MABUX: Bunker market this morning, Nov 14
The Bunker Review was contributed by Marine Bunker Exchange (MABUX)
MABUX World Bunker Index (consists of a range of prices for 380 HSFO, 180 HSFO and MGO (Gasoil) in the main world hubs) slightly decreased on Nov.13:
380 HSFO - USD/MT – 342.15 (-2.93)
180 HSFO - USD/MT – 386.39 (-1.00)
MGO - USD/MT – 661.33 (-1.57)
Meantime, world oil indexes turned into moderate upward movement on Nov.13 after OPEC said it saw no signs of global recession and rival U.S. shale oil production could grow by much less than expected in 2020.
Brent for January settlement increased by $0.31 to $62.37 a barrel on the London-based ICE Futures Europe exchange. West Texas Intermediate for December delivery rose by $0.32 to $57.12 a barrel on the New York Mercantile Exchange. The Brent benchmark traded at the premium of $5.25 to WTI. Gasoil for November delivery gained $0.25.
Today morning oil indexes continue slight upward trend.
The Secretary General of the Organization of the Petroleum Exporting Countries, Mohammad Barkindo, said global economic fundamentals remained strong and that he was still confident the United States and China would reach a trade deal. He also said some U.S. companies were now saying U.S. oil production would grow by just 0.3-0.4 million barrels per day next year - or less than half of previous expectations - reducing the risk of an oil glut next year.
U.S. President Donald Trump said on Nov.13 that the U.S. and China were close to finalizing a trade deal, but he fell short of providing a date or venue for the signing ceremony.

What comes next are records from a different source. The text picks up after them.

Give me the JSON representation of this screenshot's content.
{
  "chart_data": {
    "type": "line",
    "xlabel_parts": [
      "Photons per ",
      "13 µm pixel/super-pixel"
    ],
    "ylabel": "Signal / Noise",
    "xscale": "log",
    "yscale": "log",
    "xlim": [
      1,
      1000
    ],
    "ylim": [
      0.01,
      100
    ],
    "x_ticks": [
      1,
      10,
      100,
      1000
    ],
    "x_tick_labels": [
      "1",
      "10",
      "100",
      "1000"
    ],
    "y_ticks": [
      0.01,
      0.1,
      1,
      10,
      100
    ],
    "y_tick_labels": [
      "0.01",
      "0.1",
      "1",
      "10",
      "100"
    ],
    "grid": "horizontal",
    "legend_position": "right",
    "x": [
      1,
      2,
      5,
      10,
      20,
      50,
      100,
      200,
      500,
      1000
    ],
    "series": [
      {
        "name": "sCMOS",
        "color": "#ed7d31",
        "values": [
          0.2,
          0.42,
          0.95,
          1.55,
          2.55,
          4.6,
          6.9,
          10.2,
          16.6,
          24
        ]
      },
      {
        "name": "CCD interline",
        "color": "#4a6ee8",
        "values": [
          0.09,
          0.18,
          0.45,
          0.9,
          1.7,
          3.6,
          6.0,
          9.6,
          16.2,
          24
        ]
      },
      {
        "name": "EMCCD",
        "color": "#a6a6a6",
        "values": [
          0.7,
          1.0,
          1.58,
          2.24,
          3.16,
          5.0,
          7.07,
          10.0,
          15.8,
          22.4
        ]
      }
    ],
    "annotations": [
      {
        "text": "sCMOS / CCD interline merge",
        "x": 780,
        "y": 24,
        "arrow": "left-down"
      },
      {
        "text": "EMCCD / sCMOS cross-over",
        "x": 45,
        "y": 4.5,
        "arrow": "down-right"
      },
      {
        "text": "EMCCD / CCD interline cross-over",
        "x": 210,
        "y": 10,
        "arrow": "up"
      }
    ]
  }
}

As per the IEA report, until about 2025 global oil demand will expand by about 1 percent annually, exceeding 100 million bpd and reaching 105.4 million bpd. After that growth will shrink substantially and demand will reach a plateau at less than 110 million bpd—106.4 million bpd. Also, according to IEA, natural depletion will shrink oil supply and lead to an increase in prices. These, the agency said, could average $90 a barrel in 2030 and $103 a barrel in 2040. Agency also said that even as production growth in the United States slows from breakneck pace of recent years, the world's top oil producer will still account for 85% of the increase in global oil production to 2030, and for 30% of the increase in gas. The higher U.S. output pushes down the share of OPEC members and Russia in total oil production, which is expected to fall to 47% in 2030 from 55% in the mid-2000s.
France, Germany, Britain, Russia, China, Iran as well as the US discussed a new framework at the UN General Assembly in late September. The proposed new deal would have Iran permanently abjuring nuclear weapons, conforming to a long-term framework of peaceful nuclear technology, and contributing to regional stability and noninterference in return for the US lifting sanctions. Restricting the Islamic Republic’s ballistic missiles was set aside for future discussion. There is no any visible reaction from Iran so far.
In the United States, crude oil inventories were forecast to have risen for a third straight week last week, while refined products inventories likely declined. The forecast expects that crude inventories rose by around 1.6 million barrels in the week to Nov. 8.
The Power of Siberia gas pipeline that will bring Russian natural gas to China, and will start operations in December. The Power of Siberia, one of the largest natural gas pipeline projects in the world, will transport natural gas from the Irkutsk and Yakutia production centers to consumers in Russia’s Far East and to China. Gazprom is dominating gas supplies to many European markets, while it also vies to meet rising Chinese natural gas demand as the country is in the middle of a massive switch from coal-fired to gas-fired heating in millions of homes. Gazprom expects its market share in China to grow from zero to more than 25 percent of Chinese gas imports and to account for 13 percent of China’s gas consumption by 2035. By that year, Gazprom vies to be the number one gas supplier to both Europe and China.
The American Petroleum Institute (API) has estimated a crude oil inventory draw of 500,000 barrels for the week ending November 7, compared to analyst expectations of a 1.649-million-barrel build. Last week saw a build in crude oil inventories of 4.26 million barrels, according to API data. The EIA’s estimates, however, reported a build of 7.9-million barrels for that week. US crude oil production as estimated by the Energy Information Administration showed that production for the week ending November 1 stayed at the all-time high of 12.6 million bpd for the fifth week in a row.
We expect bunker prices may rise today in a range of plus 1-4 USD.